A questo punto dobbiamo affidarci alla logica. Supponiamo che la pregiudiziale riguardante la guida del governo, con la conferma di Conte, sia insormontabile. E supponiamo altresì che la pressione di Salvini faccia breccia nei cuori dei grillini per ragioni – diciamo così – imperscrutabili. Allora si dovrebbe supporre che identica pregiudiziale dovrebbe valere se dovesse riaprirsi il forno gialloverde. Ma dopo le dichiarazioni di Conte, per il quale l’esperienza con Salvini è una pagina definitivamente archiviata, come si può immaginare che non valga a destra ciò che vale a sinistra, ovvero che a dispetto di tutto e di tutti si possa formare nuovamente un governo Lega-M5S, pur con il Presidente del Consiglio attestato su questa posizione di assoluta intransigenza?

Secondo logica, appunto, uno scenario ribaltonista che lasci a secco il faticoso dialogo con il Pd e rimetta in auge la precedente formazione governativa, magari con qualche aggiustamento “a latere” dell’oggetto del contendere, dovrebbe essere esclusa in maniera categorica. Questo dice un pensiero minimamente ordinato a fronte della singolare conduzione della crisi. È possibile che diventi regola un guazzabuglio di motivazioni altalenanti e contraddittorie? Anche la piattaforma Rousseau faticherebbe a identificare un algoritmo capace di giustificare l’ingiustificabile. Molti osservatori sono guardinghi, avvertono l’asfissia che attanaglia l’articolazione del ragionamento politico.   Figuriamoci allora come potrebbe reagire la pubblica opinione, anzi – per essere più chiari – come già inizi a reagire.

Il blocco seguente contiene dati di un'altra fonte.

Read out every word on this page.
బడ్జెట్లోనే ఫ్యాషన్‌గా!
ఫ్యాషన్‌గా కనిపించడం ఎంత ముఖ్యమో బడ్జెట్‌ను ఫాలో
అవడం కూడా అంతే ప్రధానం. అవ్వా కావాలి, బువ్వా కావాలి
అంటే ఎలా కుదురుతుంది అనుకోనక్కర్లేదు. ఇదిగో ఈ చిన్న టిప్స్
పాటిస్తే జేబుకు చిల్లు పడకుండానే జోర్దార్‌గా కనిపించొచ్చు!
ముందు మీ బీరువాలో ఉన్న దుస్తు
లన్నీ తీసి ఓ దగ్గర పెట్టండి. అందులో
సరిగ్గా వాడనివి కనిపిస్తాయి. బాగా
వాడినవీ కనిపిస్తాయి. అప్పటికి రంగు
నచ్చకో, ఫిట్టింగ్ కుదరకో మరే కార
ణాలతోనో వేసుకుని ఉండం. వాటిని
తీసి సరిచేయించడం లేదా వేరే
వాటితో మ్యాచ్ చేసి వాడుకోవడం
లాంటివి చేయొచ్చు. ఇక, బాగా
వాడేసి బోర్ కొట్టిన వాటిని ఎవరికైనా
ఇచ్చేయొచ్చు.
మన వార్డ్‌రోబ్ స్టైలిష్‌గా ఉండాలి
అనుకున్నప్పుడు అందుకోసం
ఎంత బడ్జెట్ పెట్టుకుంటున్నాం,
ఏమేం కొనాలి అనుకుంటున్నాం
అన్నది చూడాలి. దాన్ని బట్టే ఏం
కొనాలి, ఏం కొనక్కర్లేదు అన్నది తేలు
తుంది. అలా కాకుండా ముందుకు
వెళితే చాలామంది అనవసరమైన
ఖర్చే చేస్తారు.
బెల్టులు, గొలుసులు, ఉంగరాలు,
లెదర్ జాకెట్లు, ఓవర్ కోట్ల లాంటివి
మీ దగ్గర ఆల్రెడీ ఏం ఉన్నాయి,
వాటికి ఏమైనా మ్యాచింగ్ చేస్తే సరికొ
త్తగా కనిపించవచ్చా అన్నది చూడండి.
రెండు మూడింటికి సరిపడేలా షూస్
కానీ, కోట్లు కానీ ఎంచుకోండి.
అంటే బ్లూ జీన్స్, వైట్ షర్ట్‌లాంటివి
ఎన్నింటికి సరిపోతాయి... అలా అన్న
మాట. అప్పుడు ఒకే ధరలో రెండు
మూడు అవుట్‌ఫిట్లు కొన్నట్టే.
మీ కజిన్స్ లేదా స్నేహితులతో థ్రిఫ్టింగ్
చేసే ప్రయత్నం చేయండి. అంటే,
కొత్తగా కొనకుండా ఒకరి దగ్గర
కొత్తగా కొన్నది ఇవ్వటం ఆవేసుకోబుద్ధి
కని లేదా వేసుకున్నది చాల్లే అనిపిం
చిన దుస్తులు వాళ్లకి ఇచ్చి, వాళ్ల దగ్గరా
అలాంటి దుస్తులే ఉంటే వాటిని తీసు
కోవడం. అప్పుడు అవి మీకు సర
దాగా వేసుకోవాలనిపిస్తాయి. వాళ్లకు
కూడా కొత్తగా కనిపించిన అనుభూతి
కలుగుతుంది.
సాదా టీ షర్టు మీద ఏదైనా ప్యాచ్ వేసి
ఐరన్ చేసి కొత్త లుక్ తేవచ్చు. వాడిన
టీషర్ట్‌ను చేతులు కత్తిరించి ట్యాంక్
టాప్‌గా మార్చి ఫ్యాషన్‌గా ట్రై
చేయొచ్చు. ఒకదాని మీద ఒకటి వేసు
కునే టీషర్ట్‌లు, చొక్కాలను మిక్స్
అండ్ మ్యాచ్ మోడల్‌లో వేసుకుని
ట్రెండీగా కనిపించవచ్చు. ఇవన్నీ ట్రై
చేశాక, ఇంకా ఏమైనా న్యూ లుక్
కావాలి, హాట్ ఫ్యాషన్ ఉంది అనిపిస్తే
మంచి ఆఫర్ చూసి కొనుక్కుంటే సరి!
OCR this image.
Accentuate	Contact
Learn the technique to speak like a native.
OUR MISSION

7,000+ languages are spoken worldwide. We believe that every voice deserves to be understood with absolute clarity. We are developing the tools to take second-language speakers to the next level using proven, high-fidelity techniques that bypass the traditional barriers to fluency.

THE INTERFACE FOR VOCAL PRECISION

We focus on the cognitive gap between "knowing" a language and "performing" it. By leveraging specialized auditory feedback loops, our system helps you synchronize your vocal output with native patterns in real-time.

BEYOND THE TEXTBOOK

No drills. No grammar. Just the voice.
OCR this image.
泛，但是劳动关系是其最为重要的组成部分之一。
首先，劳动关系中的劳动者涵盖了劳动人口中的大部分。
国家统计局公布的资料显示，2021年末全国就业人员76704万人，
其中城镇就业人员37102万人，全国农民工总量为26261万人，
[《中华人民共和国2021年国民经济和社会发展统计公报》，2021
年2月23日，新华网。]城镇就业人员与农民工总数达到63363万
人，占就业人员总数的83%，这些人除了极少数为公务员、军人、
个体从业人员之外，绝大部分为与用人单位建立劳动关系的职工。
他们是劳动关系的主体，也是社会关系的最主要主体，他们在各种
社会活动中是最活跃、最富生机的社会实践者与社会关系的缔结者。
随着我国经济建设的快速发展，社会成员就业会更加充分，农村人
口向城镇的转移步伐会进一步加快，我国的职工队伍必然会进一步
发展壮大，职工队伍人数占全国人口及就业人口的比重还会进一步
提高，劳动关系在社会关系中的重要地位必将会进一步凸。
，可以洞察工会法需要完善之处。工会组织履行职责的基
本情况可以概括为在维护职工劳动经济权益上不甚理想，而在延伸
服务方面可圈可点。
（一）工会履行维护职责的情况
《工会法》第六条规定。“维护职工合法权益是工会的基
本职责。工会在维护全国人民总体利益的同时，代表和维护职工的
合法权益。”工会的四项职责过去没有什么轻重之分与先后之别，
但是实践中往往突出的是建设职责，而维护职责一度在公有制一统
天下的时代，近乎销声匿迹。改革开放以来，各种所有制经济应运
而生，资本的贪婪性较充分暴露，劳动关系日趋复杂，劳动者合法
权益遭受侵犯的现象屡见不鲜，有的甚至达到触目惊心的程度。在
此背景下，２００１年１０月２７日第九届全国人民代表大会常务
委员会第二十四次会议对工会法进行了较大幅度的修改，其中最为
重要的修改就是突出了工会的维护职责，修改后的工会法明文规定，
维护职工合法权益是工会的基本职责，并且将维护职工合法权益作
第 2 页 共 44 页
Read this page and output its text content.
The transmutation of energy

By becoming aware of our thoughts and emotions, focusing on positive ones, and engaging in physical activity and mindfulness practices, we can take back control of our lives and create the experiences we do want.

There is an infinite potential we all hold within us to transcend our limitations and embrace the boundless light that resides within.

La questione della conferma di Conte non è di secondaria importanza per il Pd. La resistenza di Zingaretti è comprensibile. Certamente la svolta apparirebbe sbiadita, fino al punto di configurarsi, agli occhi dell’elettorato e della base del partito, alla stregua di una beffa. Tuttavia, sempre a fil di logica e con il realismo necessario, il veto sul premier uscente sconta il fatto che a pagare il prezzo della “rivoluzione parlamentare” sarebbe proprio l’artefice più diretto ed esplicito dell’inversione di rotta realizzata dopo appena 16 mesi dall’apertura di questa complicata legislatura. Conte ha avuto la forza, comunque, di mettere con le spalle al muro il suo ministro dell’Interno, inscenando nell’Aula del Senato una vera e propria requisitoria. Non si può far finta che il gesto non abbia pesato sulla rappresentazione nuda e cruda della fine di un ciclo politico.

Spetta dunque al segretario del partito più esposto, al quale s’indirizza la polemica di una destra ormai inferocita, prendere il coraggio a due mani. Può tenere il punto, non senza ragioni, ma così facendo rischierebbe di far saltare la soluzione della crisi, spalancando le porte a elezioni quanto mai ostiche – con quale schema, infatti, si dovrebbero affrontare? – o addirittura alla inusitata ricomposizione della vecchia maggioranza. È una decisione, quella che Zingaretti dovrà assumere nelle prossime ore, che solo gli incoscienti possono pretendere di maneggiare con l’ostentazione di ingenue sicurezze. Alla fine, però, se si vuole mandare all’opposizione Salvini, anche il sacrificio di una pallida discontinuità, certo insoddisfacente per il popolo della sinistra, può e deve essere sopportato in nome di una esigenza politica prioritaria. Anche Ciriaco De Mita, valutando l’emergenza  del momento, ha auspicato il varo del governo M5S-PD. Se fallisse, sarebbe un guaio.

P.S. Avevamo ipotizzato in un precedente articolo che   il veto potesse rafforzare alla lunga il ruolo di Conte. Sembrava che il M5S non si sbracciasse in difesa del suo premier. Evidentemente gli ordini della Casaleggio Associati hanno determinato una rapida correzione di tiro. Dunque, senza attendere scadenze lontane, fin da subito si acclara l’aumento d’incidenza e peso politico del premier dimissionario.